There is no doubt that blood culture isolates are the cornerstone of adequate antibiotic treatment but it is a fact that many blood cultures are contaminated with bacteria residing on the skin. The most common of these contaminants are coagulase-negative staphylococci (CoNS).
Contaminated cultures are
generally discarded and disregarded, but the fact is that these cultures can
provide important diagnostic information such as antibiotic resistance profiles
of CoNS contaminants and those of the actual infecting bacteria isolated subsequently
from the same patient.
Scientists at the
Sackler Faculty of Medicine in Tel Aviv, Israel recently conducted a study on patients
with positive cultures from 2009 to 2012. The study has been published in the
Journal of Antimicrobial Chemotherapy.
Approximately 30
percent of all positive hospital blood culture samples are discarded every day
because they are contaminated.
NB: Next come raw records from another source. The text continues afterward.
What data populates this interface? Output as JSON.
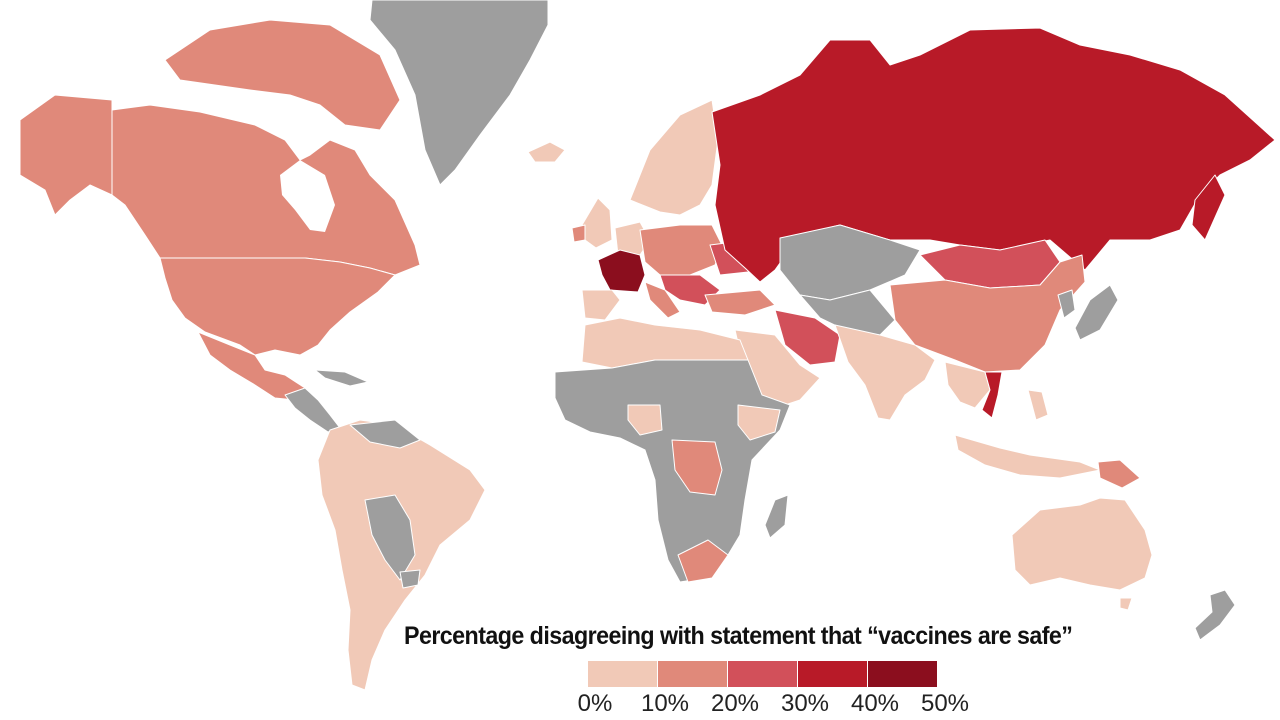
{
  "legend": {
    "title": "Percentage disagreeing with statement that “vaccines are safe”",
    "ticks": [
      "0%",
      "10%",
      "20%",
      "30%",
      "40%",
      "50%"
    ],
    "bins": [
      {
        "range": "0-10%",
        "color": "#f1c9b7"
      },
      {
        "range": "10-20%",
        "color": "#e0897a"
      },
      {
        "range": "20-30%",
        "color": "#d2505a"
      },
      {
        "range": "30-40%",
        "color": "#b81a28"
      },
      {
        "range": "40-50%",
        "color": "#8b0e1e"
      }
    ]
  },
  "colors": {
    "no_data": "#9e9e9e",
    "border": "#ffffff",
    "background": "#ffffff"
  },
  "regions": [
    {
      "name": "Greenland",
      "bin": "no-data"
    },
    {
      "name": "Canada",
      "bin": "10-20%"
    },
    {
      "name": "Alaska",
      "bin": "10-20%"
    },
    {
      "name": "United States",
      "bin": "10-20%"
    },
    {
      "name": "Mexico",
      "bin": "10-20%"
    },
    {
      "name": "Central America",
      "bin": "no-data"
    },
    {
      "name": "South America",
      "bin": "0-10%"
    },
    {
      "name": "Iceland",
      "bin": "0-10%"
    },
    {
      "name": "Northern Europe",
      "bin": "0-10%"
    },
    {
      "name": "France",
      "bin": "40-50%"
    },
    {
      "name": "Eastern Europe",
      "bin": "10-20%"
    },
    {
      "name": "Ukraine",
      "bin": "20-30%"
    },
    {
      "name": "Russia",
      "bin": "30-40%"
    },
    {
      "name": "Kazakhstan",
      "bin": "no-data"
    },
    {
      "name": "Mongolia",
      "bin": "20-30%"
    },
    {
      "name": "China",
      "bin": "10-20%"
    },
    {
      "name": "Iran",
      "bin": "20-30%"
    },
    {
      "name": "India",
      "bin": "0-10%"
    },
    {
      "name": "Vietnam",
      "bin": "30-40%"
    },
    {
      "name": "Japan",
      "bin": "no-data"
    },
    {
      "name": "Indonesia",
      "bin": "0-10%"
    },
    {
      "name": "Papua New Guinea",
      "bin": "10-20%"
    },
    {
      "name": "Australia",
      "bin": "0-10%"
    },
    {
      "name": "New Zealand",
      "bin": "no-data"
    },
    {
      "name": "Africa",
      "bin": "no-data"
    },
    {
      "name": "DR Congo",
      "bin": "10-20%"
    },
    {
      "name": "South Africa",
      "bin": "10-20%"
    },
    {
      "name": "Arabian Peninsula",
      "bin": "0-10%"
    }
  ]
}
This study shows that rather than discarding
these compromised samples, clinicians can use the resistance profiles of skin
bacteria to treat patients more effectively and to prescribe them antibiotics
that would be more appropriate to their ailment.
The study consisted of
2,518 patients with 5,290 blood cultures. Out of this sample population, 1,124
patients had 1,664 blood cultures with CoNS contaminants. Study data included patient demographics,
patient hospitalisation records, comorbidities, blood culture results and dates
of death.
With respect to the
blood cultures, high overall CoNS resistance predicted high overall resistance
for Gram-positive and Gram-negative bacteria. The resistance of CoNS
contaminants to a specific antibiotic predicted the resistance of the bacterial
isolates to that antibiotic. Highly resistant CoNS isolates were associated
with higher-short term mortality.
The study team found
that most hospital patients are treated at the outset with broad spectrum
antibiotics. These antibiotics are then replaced with more precise
narrow-spectrum antibiotics after a few days when the initial test results are
known to the clinicians. The narrow-spectrum antibiotics are better than
broad-spectrum antibiotics because they treat the specific bacteria. In
addition, broad-spectrum antibiotics can also alter the bacterial environments of
the skin and gastro-intestinal tract as well as promote inflammation and
resistance to pathogens.
According to Gideon Y.
Stein, MD, PhD and lead author of this study, "“Because we have found a
direct correlation between resistance profiles of CoNS contaminants and those
of the actual infecting bacteria isolated from the same patient, the results of
these “junk” samples can be used to predict patient mortality and correct
empirical antibiotic therapy. This should serve as an additional, non-invasive, diagnostic tool.”